Aberto: Segunda a Sábado / 24 horas

Avenida Amazonas, 840 ou rua Tupis 477. Tanto faz porque, se você não conhece, trata-se do mesmo endereço. Mas como, pode perguntar o desavisado leitor? Se você é daqueles que nunca beirou o Mercado Central de Belo Horizonte, certamente não vai entender como Amazonas, 840 e tupis, 477 são o mesmo endereço. Mas, se você é daqueles que frequenta as delícias de um fígado acebolado, com cerveja gelada naquele belíssimo quadrilátero e gosta de experimentar outras guloseimas das adjacências, certamente você já entrou pela Amazonas e saiu pela Tupis, ou vice-versa, deixou uns trocados no balcão e saiu daquele beco com a sensação de ter acabado de visitar um cantinho do céu. Para os, ainda, não abençoados, eu explico. Há exatos trinta anos, um brasileiro batuta de nome Raimundo de Assis Corrêa e apelido Nonô, precisando arrumar um jeito de criar a familhagem alugou um cubículo na Tupis, 477. Comprou um fogão e começou a derreter o mocotó que a mulher, Alaídes, limpava na própria casa. Na porta da loja, Raimundo colocou uma placa: Nonô, o Rei do Caldo de Mocotó. A partir daquele fevereiro de 1969, nunca mais a peãozada foi para o serviço de barriga vazia. Às cinco da manha o mocotó já está fervendo, oferecendo sustança até pelo cheiro da fumaça.
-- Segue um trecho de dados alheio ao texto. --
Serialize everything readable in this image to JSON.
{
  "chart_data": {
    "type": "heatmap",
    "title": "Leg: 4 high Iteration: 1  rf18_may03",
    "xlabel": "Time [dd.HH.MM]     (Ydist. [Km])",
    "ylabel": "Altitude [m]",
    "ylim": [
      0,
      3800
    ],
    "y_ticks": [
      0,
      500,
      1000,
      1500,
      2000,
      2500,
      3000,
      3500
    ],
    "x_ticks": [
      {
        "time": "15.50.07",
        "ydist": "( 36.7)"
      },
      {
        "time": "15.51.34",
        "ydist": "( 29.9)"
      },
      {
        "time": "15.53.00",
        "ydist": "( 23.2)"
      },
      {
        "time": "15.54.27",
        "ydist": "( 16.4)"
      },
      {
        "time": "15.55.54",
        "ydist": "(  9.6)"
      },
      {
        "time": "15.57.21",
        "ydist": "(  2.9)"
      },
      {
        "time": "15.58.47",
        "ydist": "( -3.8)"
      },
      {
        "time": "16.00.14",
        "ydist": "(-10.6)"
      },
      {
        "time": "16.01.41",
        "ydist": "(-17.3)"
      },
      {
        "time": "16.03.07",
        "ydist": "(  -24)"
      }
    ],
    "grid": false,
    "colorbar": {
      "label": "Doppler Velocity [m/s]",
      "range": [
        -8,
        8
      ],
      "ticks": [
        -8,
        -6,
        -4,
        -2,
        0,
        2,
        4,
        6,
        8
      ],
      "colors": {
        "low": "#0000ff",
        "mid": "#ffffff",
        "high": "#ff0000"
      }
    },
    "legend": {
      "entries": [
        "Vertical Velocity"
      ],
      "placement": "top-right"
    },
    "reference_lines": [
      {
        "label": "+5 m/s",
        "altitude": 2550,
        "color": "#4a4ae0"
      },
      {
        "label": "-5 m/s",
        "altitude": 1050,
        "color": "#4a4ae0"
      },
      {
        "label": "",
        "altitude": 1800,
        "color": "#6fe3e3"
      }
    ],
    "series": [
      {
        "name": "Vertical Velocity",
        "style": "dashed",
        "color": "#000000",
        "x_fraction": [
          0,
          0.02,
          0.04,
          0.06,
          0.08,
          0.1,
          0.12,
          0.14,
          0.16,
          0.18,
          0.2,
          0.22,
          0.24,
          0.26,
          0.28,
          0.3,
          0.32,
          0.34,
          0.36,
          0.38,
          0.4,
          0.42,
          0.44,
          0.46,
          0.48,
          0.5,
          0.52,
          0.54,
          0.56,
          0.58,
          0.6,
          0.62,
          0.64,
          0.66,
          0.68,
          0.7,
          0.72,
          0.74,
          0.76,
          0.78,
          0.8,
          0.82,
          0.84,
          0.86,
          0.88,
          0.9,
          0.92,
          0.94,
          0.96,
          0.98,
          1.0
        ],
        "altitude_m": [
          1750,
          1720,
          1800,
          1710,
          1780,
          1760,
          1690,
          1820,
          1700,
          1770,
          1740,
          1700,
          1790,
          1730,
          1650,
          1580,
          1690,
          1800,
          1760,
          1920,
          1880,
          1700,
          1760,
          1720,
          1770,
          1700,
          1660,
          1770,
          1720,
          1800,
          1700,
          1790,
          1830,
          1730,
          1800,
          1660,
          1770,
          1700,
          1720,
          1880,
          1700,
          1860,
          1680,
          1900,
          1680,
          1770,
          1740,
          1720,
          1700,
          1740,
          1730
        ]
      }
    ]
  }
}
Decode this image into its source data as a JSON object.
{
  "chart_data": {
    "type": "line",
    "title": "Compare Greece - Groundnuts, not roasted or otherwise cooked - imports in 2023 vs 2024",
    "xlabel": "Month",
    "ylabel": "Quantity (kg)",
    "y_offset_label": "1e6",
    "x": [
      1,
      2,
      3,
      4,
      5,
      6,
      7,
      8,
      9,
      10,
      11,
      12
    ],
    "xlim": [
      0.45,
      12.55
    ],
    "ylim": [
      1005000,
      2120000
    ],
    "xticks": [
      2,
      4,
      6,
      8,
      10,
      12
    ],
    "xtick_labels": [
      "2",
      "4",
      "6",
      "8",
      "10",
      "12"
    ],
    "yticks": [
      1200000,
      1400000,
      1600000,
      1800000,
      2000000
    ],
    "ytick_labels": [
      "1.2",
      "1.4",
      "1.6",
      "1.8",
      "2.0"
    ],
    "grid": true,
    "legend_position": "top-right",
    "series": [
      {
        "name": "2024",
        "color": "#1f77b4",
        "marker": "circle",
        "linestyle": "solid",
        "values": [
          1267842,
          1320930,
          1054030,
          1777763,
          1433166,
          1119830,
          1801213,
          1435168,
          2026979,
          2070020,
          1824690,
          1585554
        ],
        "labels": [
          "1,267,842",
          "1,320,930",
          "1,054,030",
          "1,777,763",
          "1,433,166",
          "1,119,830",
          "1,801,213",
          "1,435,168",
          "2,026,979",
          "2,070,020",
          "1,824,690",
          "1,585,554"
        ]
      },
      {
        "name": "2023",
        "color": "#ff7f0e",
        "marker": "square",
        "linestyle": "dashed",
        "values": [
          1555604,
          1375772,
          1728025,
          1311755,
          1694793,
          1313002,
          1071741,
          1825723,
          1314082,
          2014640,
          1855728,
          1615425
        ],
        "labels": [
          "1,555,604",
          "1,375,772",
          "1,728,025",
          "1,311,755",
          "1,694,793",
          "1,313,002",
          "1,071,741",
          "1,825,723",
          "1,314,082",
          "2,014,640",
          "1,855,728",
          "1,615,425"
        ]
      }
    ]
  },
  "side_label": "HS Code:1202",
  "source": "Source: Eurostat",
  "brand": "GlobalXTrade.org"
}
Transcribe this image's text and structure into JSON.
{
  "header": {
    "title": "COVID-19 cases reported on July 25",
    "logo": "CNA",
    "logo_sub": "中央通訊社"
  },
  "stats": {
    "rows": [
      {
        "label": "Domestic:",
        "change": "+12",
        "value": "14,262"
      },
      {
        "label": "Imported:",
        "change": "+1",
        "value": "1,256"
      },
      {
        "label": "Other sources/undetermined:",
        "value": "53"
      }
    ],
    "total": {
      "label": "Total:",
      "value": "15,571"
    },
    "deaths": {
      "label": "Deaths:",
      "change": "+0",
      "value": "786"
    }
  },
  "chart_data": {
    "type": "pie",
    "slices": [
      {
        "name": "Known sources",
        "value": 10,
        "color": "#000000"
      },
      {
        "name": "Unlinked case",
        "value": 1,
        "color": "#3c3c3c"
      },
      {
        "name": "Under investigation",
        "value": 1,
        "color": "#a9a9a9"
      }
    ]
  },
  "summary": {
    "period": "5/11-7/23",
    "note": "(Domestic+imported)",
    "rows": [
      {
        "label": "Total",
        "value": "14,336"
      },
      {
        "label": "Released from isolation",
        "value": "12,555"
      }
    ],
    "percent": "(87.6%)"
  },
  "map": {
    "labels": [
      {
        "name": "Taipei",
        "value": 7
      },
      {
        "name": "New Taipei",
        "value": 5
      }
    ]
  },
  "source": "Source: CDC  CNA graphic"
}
Independente da hora, a moçada chega abrindo o caminho com uma Ferreira ou uma Seleta. A primeira não me lembro de onde mas, certamente é do Norte de Minas. A segunda é de Salinas e, independente da origem, as duas são da melhor qualidade. A pedida seguinte é um caldo de mocotó, na maior quentura, com capim e/ou viagra, a gosto do freguês. Capim é o cheiro verde, viagra é o ovo de codorna que cozinham, em meio ao caldo, a caminho do fogão para o balcão. E para completar a ceia nunca falta a opção de um torresmo de bacon, coisa única, que não me lembro de ter visto em quase cinquenta anos de romaria por botequins. O prato é um só, mocotó, mas a casa oferece duas outras consagradas opções de entrada: conhaque de alcatrão ou a mais gelada Caracu. E para quem pensa que anda fora de moda, a preta e forte Caracu ainda faz um sucesso louco entre os que acreditam que, bebendo de manhã, serão felizes à noite. E a crença é tamanha que o bar já ganhou até condecoração da fábrica. Poucos neste país, vendem tanta Caracu como Nonô.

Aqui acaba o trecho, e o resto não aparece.